Senate approves inquiry Into wage and superannuation ‘theft’

The Senate has approved an inquiry into the causes, extent and effects of unlawful non-payment or underpayment of employees’ remuneration by employers and measures to address this issue.

The successful Senate vote on 13 November 2019, referred the inquiry to the Economics References Committee. This came as a result of successful push by Labor Senators and despite strong opposition from the Morrison-government.

The government argued a new Senate inquiry was unnecessary given wage underpayments have been considered in recent inquiries, including the 2019 Migrant Workers’ Taskforce and the 2016/2017 Senate inquiry into ‘Corporate’ Avoidance of the Fair Work Act.

Recommendations from the Migrant Workers’ Taskforce has led to the government drafting a bill that will propose the criminalisation of serious and intentional wage ‘theft’. However, it is unclear whether this bill will address the systemic causes of wage ‘theft’ that the new Senate inquiry will consider.

What will the inquiry investigate?

  • the reasons for wage theft;
  • the cost of wage and superannuation theft to the national economy;
  • uncovering wage and superannuation theft;
  • tax treatment for individuals subject to wage theft;
  • potential extension of liability and supply chain measures to drive compliance;
  • recovery and deterrence mechanisms; and
  • potential modification of government procurement practices to exclude organisations engaging in wage or super theft.

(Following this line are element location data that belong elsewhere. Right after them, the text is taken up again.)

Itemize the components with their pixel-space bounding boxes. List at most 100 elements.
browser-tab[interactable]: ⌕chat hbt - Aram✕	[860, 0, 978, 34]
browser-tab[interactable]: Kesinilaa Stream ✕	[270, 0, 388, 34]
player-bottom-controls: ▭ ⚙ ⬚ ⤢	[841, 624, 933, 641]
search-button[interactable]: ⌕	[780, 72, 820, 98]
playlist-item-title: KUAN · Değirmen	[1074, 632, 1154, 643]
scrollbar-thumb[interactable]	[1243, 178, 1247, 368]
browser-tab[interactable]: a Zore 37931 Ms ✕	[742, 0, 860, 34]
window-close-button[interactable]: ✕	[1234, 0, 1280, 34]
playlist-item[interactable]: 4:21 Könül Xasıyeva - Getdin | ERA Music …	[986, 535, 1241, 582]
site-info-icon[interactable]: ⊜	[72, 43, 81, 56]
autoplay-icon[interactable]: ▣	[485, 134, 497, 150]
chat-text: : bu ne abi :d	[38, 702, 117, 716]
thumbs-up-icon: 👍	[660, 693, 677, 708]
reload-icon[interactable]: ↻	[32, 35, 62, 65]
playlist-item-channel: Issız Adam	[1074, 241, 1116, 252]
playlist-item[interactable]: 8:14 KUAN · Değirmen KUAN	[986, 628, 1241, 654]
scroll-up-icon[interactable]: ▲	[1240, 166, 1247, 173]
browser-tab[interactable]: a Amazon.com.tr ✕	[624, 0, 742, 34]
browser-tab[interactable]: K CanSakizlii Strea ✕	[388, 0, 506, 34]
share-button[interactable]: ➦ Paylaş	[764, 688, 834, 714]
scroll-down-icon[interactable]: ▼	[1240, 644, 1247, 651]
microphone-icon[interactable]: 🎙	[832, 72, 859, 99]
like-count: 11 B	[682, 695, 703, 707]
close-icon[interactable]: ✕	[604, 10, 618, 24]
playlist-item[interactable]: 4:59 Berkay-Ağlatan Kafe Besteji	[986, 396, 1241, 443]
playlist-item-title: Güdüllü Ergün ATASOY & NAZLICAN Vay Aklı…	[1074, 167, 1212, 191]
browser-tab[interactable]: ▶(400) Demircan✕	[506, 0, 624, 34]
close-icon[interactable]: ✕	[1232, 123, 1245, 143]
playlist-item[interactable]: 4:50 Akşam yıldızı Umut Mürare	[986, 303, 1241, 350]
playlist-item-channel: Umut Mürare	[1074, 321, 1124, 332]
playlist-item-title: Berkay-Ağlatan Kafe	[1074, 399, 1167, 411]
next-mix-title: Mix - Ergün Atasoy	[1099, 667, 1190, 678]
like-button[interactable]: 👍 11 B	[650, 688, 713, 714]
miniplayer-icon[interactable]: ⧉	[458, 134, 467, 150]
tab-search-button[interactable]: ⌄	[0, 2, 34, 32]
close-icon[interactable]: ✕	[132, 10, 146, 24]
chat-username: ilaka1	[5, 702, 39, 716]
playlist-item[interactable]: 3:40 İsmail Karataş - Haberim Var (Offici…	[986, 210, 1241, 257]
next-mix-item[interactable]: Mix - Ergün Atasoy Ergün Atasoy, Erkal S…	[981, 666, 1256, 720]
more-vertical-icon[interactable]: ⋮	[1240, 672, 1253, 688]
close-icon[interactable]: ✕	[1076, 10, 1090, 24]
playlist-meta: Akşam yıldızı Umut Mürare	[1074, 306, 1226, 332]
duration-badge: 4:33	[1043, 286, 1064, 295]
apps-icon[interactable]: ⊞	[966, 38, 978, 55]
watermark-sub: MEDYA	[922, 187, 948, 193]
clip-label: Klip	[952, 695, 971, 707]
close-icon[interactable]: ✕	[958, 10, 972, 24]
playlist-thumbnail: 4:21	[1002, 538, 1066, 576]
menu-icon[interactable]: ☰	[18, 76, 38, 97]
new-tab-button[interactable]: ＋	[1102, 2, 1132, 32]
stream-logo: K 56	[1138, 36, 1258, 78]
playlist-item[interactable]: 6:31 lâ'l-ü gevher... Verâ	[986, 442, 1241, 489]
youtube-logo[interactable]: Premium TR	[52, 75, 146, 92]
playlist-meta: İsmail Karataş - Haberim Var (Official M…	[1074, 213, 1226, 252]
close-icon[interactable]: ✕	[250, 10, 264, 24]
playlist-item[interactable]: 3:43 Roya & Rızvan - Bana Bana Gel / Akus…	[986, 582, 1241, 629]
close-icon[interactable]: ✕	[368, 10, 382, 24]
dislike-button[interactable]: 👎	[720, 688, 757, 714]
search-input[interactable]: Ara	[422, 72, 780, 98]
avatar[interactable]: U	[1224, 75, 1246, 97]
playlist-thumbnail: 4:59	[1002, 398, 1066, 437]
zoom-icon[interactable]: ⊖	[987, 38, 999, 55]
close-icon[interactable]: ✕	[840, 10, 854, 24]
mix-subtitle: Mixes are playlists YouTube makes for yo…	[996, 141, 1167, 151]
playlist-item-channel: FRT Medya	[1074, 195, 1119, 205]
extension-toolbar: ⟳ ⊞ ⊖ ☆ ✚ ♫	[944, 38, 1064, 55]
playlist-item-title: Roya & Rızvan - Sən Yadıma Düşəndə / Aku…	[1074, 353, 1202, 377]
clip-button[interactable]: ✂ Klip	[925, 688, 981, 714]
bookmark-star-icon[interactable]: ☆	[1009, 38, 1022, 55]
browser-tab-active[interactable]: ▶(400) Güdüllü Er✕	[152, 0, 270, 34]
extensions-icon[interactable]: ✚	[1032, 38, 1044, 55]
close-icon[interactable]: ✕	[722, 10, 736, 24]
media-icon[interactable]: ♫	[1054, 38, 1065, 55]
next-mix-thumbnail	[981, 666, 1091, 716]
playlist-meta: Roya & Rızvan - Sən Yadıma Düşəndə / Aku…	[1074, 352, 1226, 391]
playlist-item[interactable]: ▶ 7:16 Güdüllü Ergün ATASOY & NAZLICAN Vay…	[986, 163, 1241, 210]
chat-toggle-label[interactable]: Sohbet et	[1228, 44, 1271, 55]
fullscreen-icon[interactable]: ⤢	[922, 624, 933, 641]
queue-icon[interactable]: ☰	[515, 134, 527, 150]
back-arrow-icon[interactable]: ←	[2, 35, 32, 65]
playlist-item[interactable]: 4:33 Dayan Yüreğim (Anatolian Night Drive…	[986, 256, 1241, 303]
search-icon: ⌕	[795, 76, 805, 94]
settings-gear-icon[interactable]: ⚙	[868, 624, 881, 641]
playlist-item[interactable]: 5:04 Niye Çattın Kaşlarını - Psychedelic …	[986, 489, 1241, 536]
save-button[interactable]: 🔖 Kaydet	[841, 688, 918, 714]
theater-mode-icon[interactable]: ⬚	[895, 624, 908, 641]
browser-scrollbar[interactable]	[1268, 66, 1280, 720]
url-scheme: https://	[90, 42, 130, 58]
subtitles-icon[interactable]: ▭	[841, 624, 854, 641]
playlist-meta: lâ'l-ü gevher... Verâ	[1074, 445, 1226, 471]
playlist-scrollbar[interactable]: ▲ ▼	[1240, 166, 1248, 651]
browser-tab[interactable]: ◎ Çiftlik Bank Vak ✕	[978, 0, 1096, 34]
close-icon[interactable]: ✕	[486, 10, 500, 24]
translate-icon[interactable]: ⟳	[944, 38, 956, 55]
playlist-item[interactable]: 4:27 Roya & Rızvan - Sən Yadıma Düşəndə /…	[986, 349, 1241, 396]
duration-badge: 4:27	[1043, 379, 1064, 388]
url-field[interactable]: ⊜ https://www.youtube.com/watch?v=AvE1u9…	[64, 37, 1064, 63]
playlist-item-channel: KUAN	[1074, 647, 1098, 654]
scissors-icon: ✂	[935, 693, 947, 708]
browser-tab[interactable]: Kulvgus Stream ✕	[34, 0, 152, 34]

The inquiry is timely, given the successful vote comes just weeks after leading supermarket retailer Woolworths admitted to underpaying thousands of workers over the past decade, amounting up to $200-$300 million.

Woolworths is but one of the more recent companies to self-report, following a string of other companies self-reporting or being investigated by the Fair Work Ombudsman in recent times.

A bigger pattern is emerging, particularly in the retail sector, with Bunnings Warehouse, Super Retail Group, Dominos, Michael Hill, and MJ Bale all admitting to having underpaid their workers in the last year.

The Fair Work Ombudsman, Sandra Parker, has expressed frustration at the upsurge in large-scale employers admitting underpayments.

“Each week, another large company is publicly admitting that they failed to ensure staff are receiving their lawful entitlements. This simply is not good enough. Companies and their boards are on notice that we will consider the full range of enforcement options available under the Fair Work Act.” Parker said.

This comes after the Fair Work Ombudsman reported over $40 million worth of wages had been repaid in the last financial year.

The report will be provided to the Senate by the end of June 2020.